There are a number of reasons for the performance difference. On the software side, a larger page size equates to fewer page faults and shorter least-recently-used (LRU) lists in the kernel. On the hardware side, larger pages lead to better TLB use; a system running with 64KB pages can cover 16 times the memory area with the TLB. Arm CPUs can cache the results of the last page-table walk, speeding the translations of addresses that land within the same page-table entry (PTE) page; larger page sizes increase the coverage of that cache. Using larger pages also just makes the page tables more compact, reducing their TLB and cache impact.

There is architecture-level work aimed at closing the performance gap, Roberts said, but the results of that work will not be available for some years yet. So there is reason to explore what can be done on the software side instead. One possibility is to give each process its own page size, so that processes that benefit from larger pages can have them without imposing higher memory use on the system as a whole. The Arm architecture, in particular, supports this concept, allowing the kernel to remain with a 4KB page size while letting individual processes run with larger pages.

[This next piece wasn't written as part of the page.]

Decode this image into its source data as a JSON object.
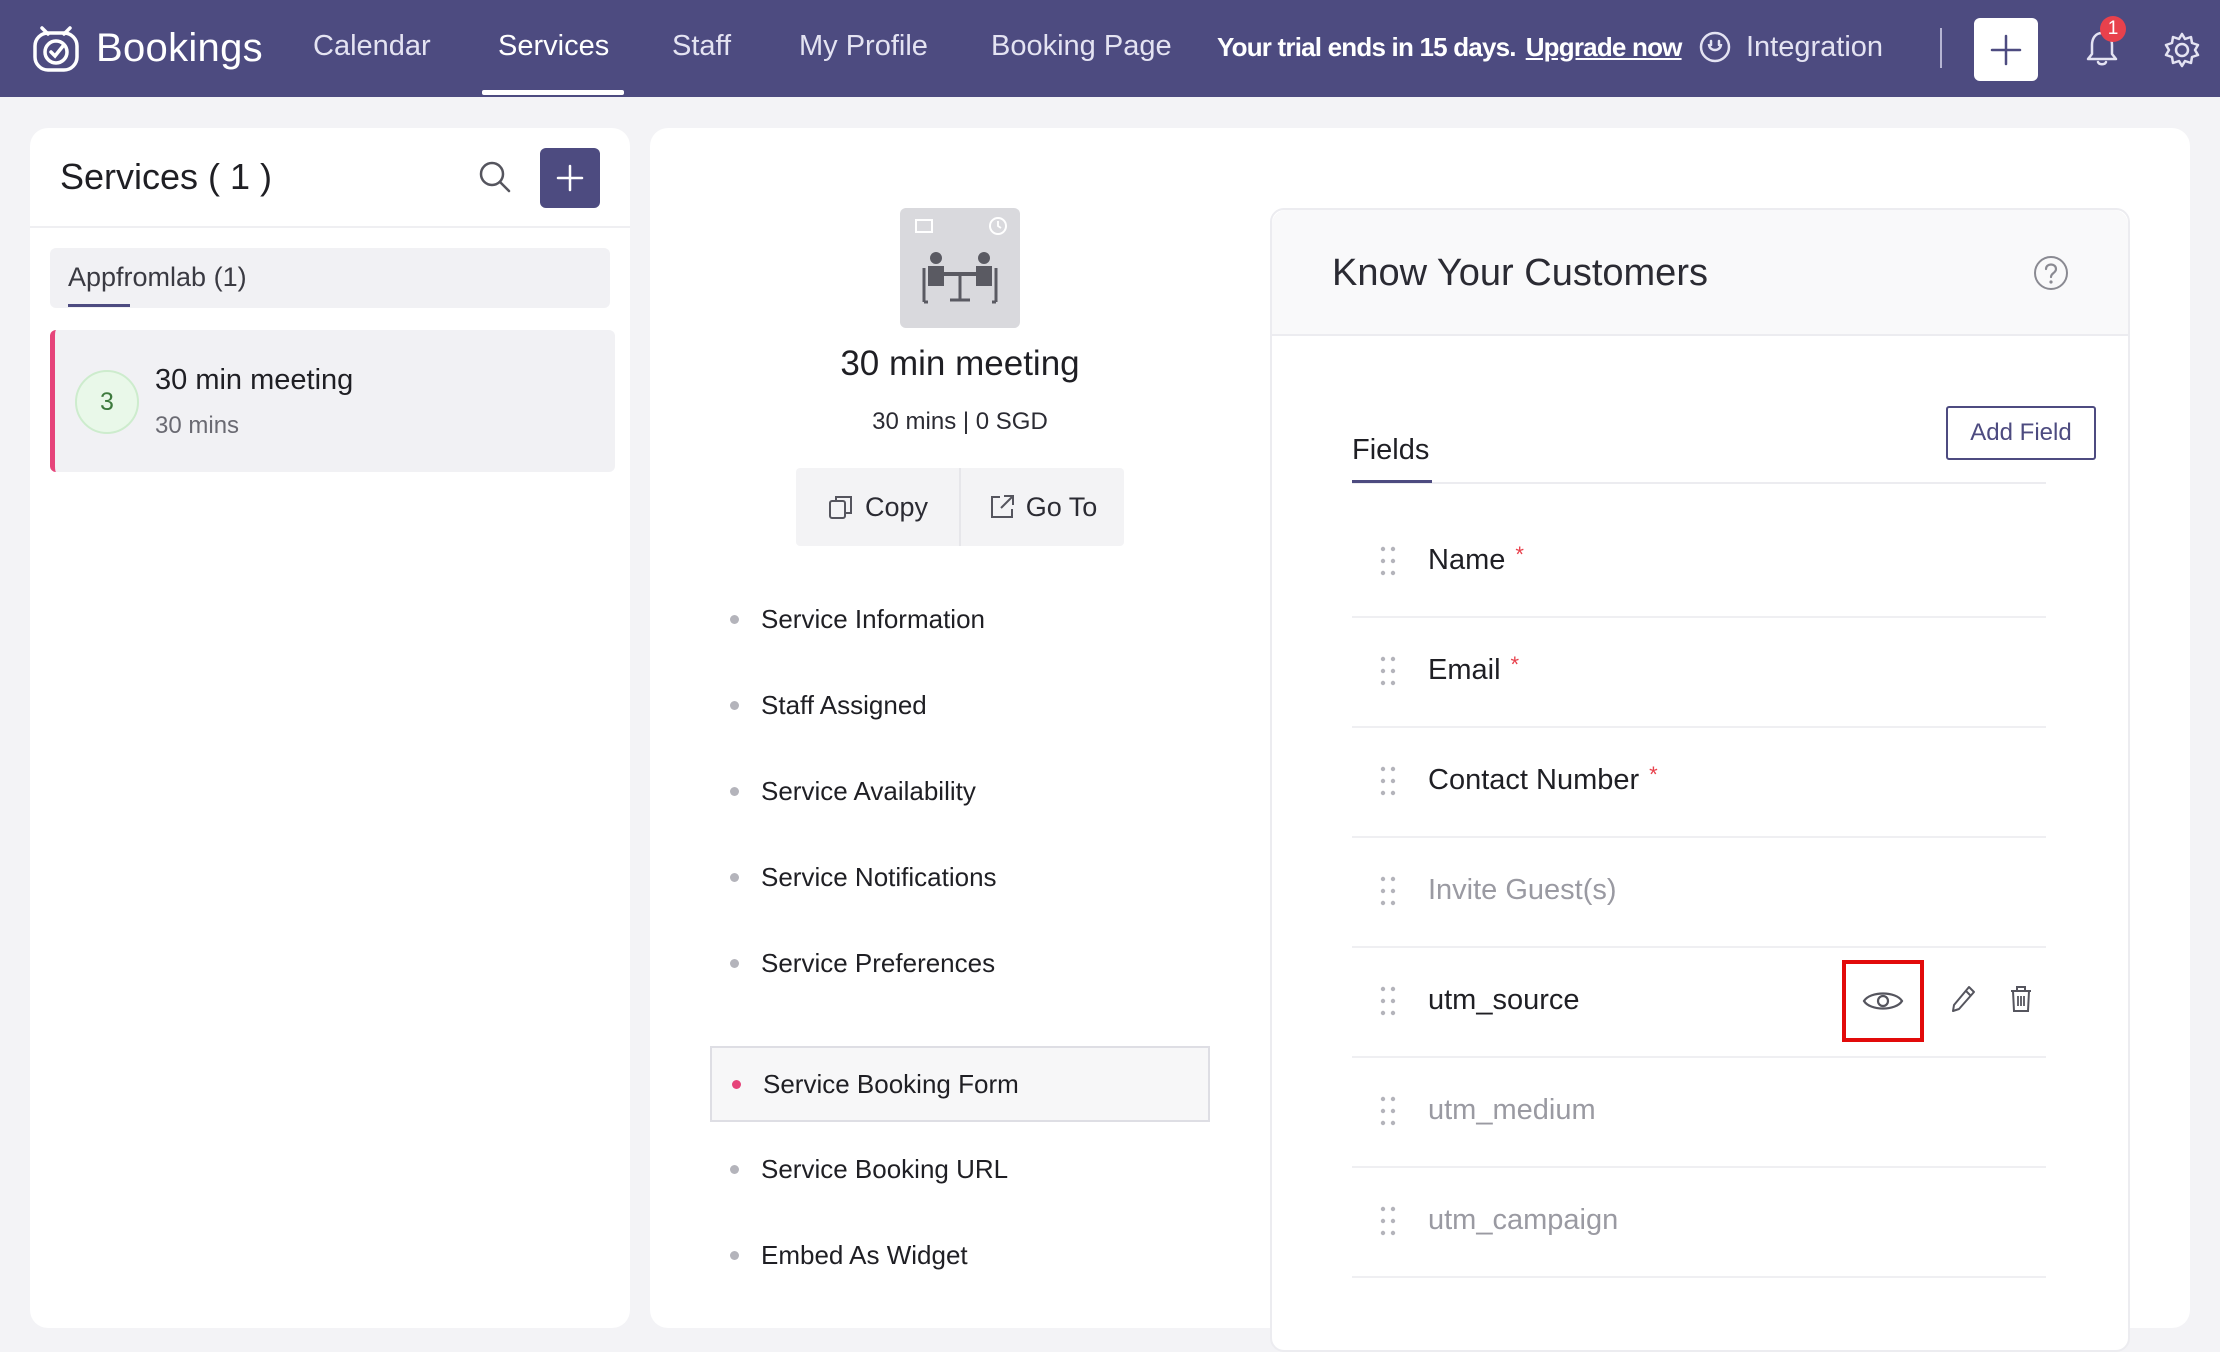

Jain took over to describe the proposed implementation, which is split into three layers. The first of those, the "ABI adaptor", is designed to hide the difference between the kernel's page size and that of any given process. Each process's page size is stored in the mm_struct structure; it is preserved when a process forks, but may be changed by an execve() call. Various system calls (mmap(), for example) will modify length and alignment parameters to match the kernel's page size. That work is fairly straightforward, Jain said, but ioctl() calls can require more care. The ELF loader is enhanced to understand the alignment needs of processes with different page sizes. There is a fair amount of trickery added to the implementation of various /proc files so that a process running with 64KB pages sees the results that would come from a 64KB kernel.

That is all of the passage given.